Fri, Jan 03, 2014 - Page 3 News List

Campaigners complain about ‘stalling strategy’

By Chris Wang  /  Staff reporter

Members of the Constitution 133 Alliance hold a press conference outside the Central Election Commission building in Taipei yesterday. They said that the commission delayed processing their petition to recall KMT Legislator Wu Yu-sheng.

Photo: George Tsorng, Taipei Times

A recall campaign against Chinese Nationalist Party (KMT) Legislator Wu Yu-sheng (吳育昇) yesterday entered its second phase, during which the Constitution 133 Alliance would need to collect about 40,000 signatures from residents of New Taipei City’s (新北市) six districts for the recall proposal to pass.

“[Collecting signatures] will be difficult, and we have to deal with the questionable administrative procedure of the Central Election Commission, but we will fight to the very end,” award-winning writer Neil Peng (馮光遠), one of the campaign’s primary organizers, said in front of the commission’s headquarters, where he obtained a copy of the petition letter for the second phase.

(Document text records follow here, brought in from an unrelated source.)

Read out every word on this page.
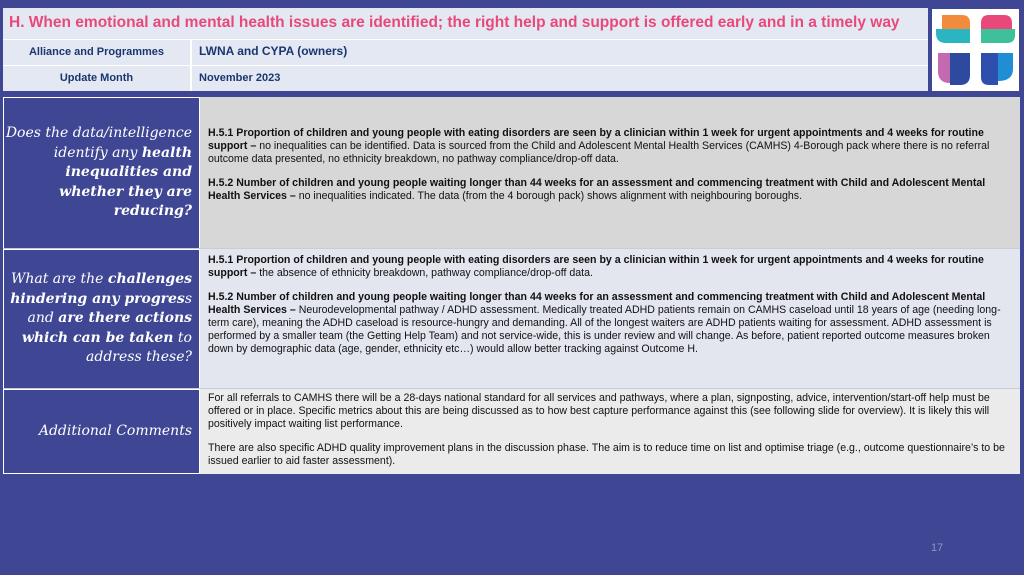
H. When emotional and mental health issues are identified; the right help and support is offered early and in a timely way
Alliance and Programmes	LWNA and CYPA (owners)
Update Month	November 2023
Does the data/intelligence identify any health inequalities and whether they are reducing?

H.5.1 Proportion of children and young people with eating disorders are seen by a clinician within 1 week for urgent appointments and 4 weeks for routine support – no inequalities can be identified. Data is sourced from the Child and Adolescent Mental Health Services (CAMHS) 4-Borough pack where there is no referral outcome data presented, no ethnicity breakdown, no pathway compliance/drop-off data.

H.5.2 Number of children and young people waiting longer than 44 weeks for an assessment and commencing treatment with Child and Adolescent Mental Health Services – no inequalities indicated. The data (from the 4 borough pack) shows alignment with neighbouring boroughs.

What are the challenges hindering any progress and are there actions which can be taken to address these?

H.5.1 Proportion of children and young people with eating disorders are seen by a clinician within 1 week for urgent appointments and 4 weeks for routine support – the absence of ethnicity breakdown, pathway compliance/drop-off data.

H.5.2 Number of children and young people waiting longer than 44 weeks for an assessment and commencing treatment with Child and Adolescent Mental Health Services – Neurodevelopmental pathway / ADHD assessment. Medically treated ADHD patients remain on CAMHS caseload until 18 years of age (needing long-term care), meaning the ADHD caseload is resource-hungry and demanding. All of the longest waiters are ADHD patients waiting for assessment. ADHD assessment is performed by a smaller team (the Getting Help Team) and not service-wide, this is under review and will change. As before, patient reported outcome measures broken down by demographic data (age, gender, ethnicity etc…) would allow better tracking against Outcome H.

Additional Comments

For all referrals to CAMHS there will be a 28-days national standard for all services and pathways, where a plan, signposting, advice, intervention/start-off help must be offered or in place. Specific metrics about this are being discussed as to how best capture performance against this (see following slide for overview). It is likely this will positively impact waiting list performance.

There are also specific ADHD quality improvement plans in the discussion phase. The aim is to reduce time on list and optimise triage (e.g., outcome questionnaire’s to be issued earlier to aid faster assessment).

17
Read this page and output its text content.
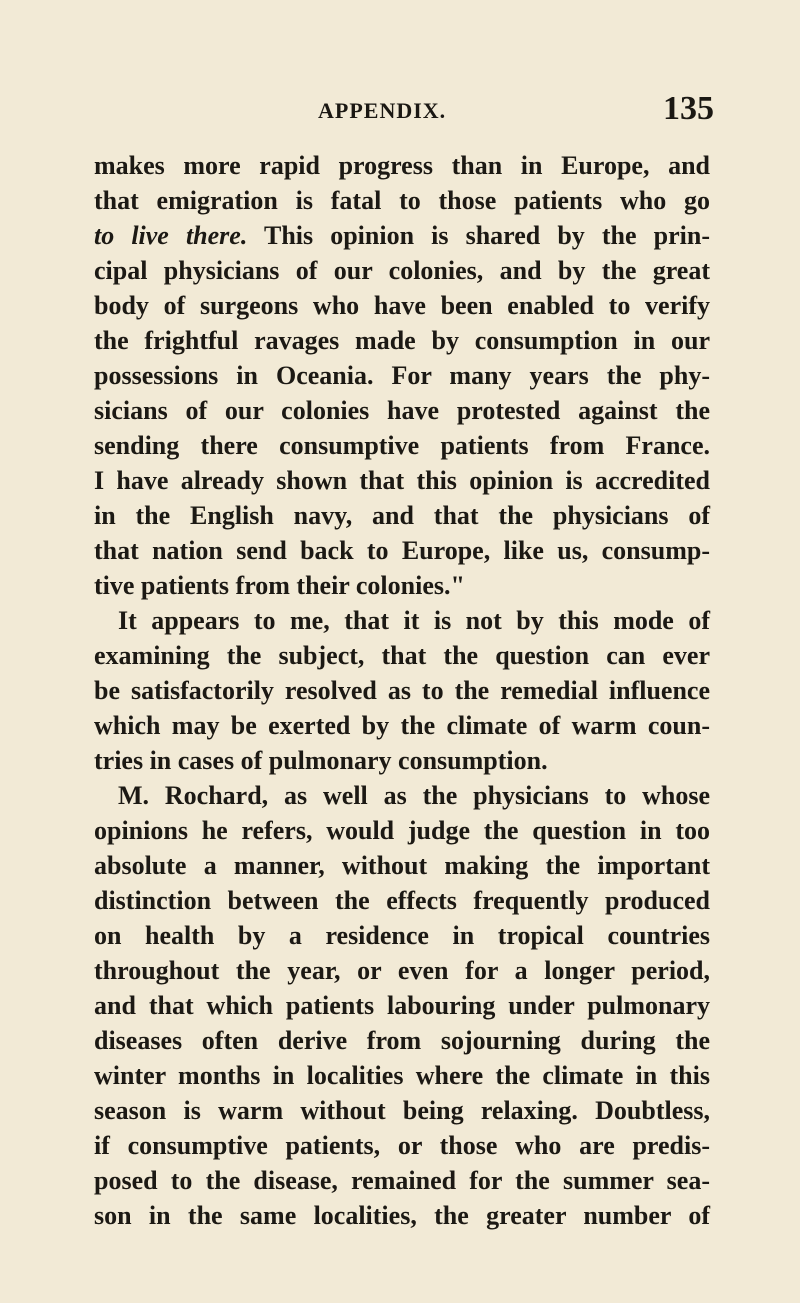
APPENDIX.	135
makes more rapid progress than in Europe, and
that emigration is fatal to those patients who go
to live there. This opinion is shared by the prin-
cipal physicians of our colonies, and by the great
body of surgeons who have been enabled to verify
the frightful ravages made by consumption in our
possessions in Oceania. For many years the phy-
sicians of our colonies have protested against the
sending there consumptive patients from France.
I have already shown that this opinion is accredited
in the English navy, and that the physicians of
that nation send back to Europe, like us, consump-
tive patients from their colonies."
It appears to me, that it is not by this mode of
examining the subject, that the question can ever
be satisfactorily resolved as to the remedial influence
which may be exerted by the climate of warm coun-
tries in cases of pulmonary consumption.
M. Rochard, as well as the physicians to whose
opinions he refers, would judge the question in too
absolute a manner, without making the important
distinction between the effects frequently produced
on health by a residence in tropical countries
throughout the year, or even for a longer period,
and that which patients labouring under pulmonary
diseases often derive from sojourning during the
winter months in localities where the climate in this
season is warm without being relaxing. Doubtless,
if consumptive patients, or those who are predis-
posed to the disease, remained for the summer sea-
son in the same localities, the greater number of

The alliance submitted 6,000 signatures, representing 2 percent of the electorate, on Nov. 4 and another 1,400, required by the commission, on Dec. 2, Peng said.

However, the commission appeared to have adopted a stalling strategy, taking the maximum of 25 days to review the first batch of signatures and another 25 days for the second batch, he added.

“We suspect that it was a strategy to drag the second phase into the Lunar New Year break, which would make it more difficult for the alliance to collect signatures,” Peng said.

The 30-day second phase was reported to begin today and conclude on Feb. 1, the third day of the six-day Lunar New Year break.

Lin Feng-jeng (林峰正), former executive director of the Judicial Reform Foundation, said the alliance would mobilize all the volunteers it can to scour the constituency’s six districts — Sanjhih (三芝), Shihmen (石門), Tamsui (淡水), Bali (八里), Linkou (林口) and Taishan (泰山) — to collect signatures from the required 13 percent of the electorate.

The alliance initiated the campaign to recall the lawmaker, who it said was committed to partisan voting and ignored public opinion in the legislature.

The campaign was nicknamed the “BMW Movement,” short for bamian Wu (罷免吳) — meaning “recall Wu” in Chinese.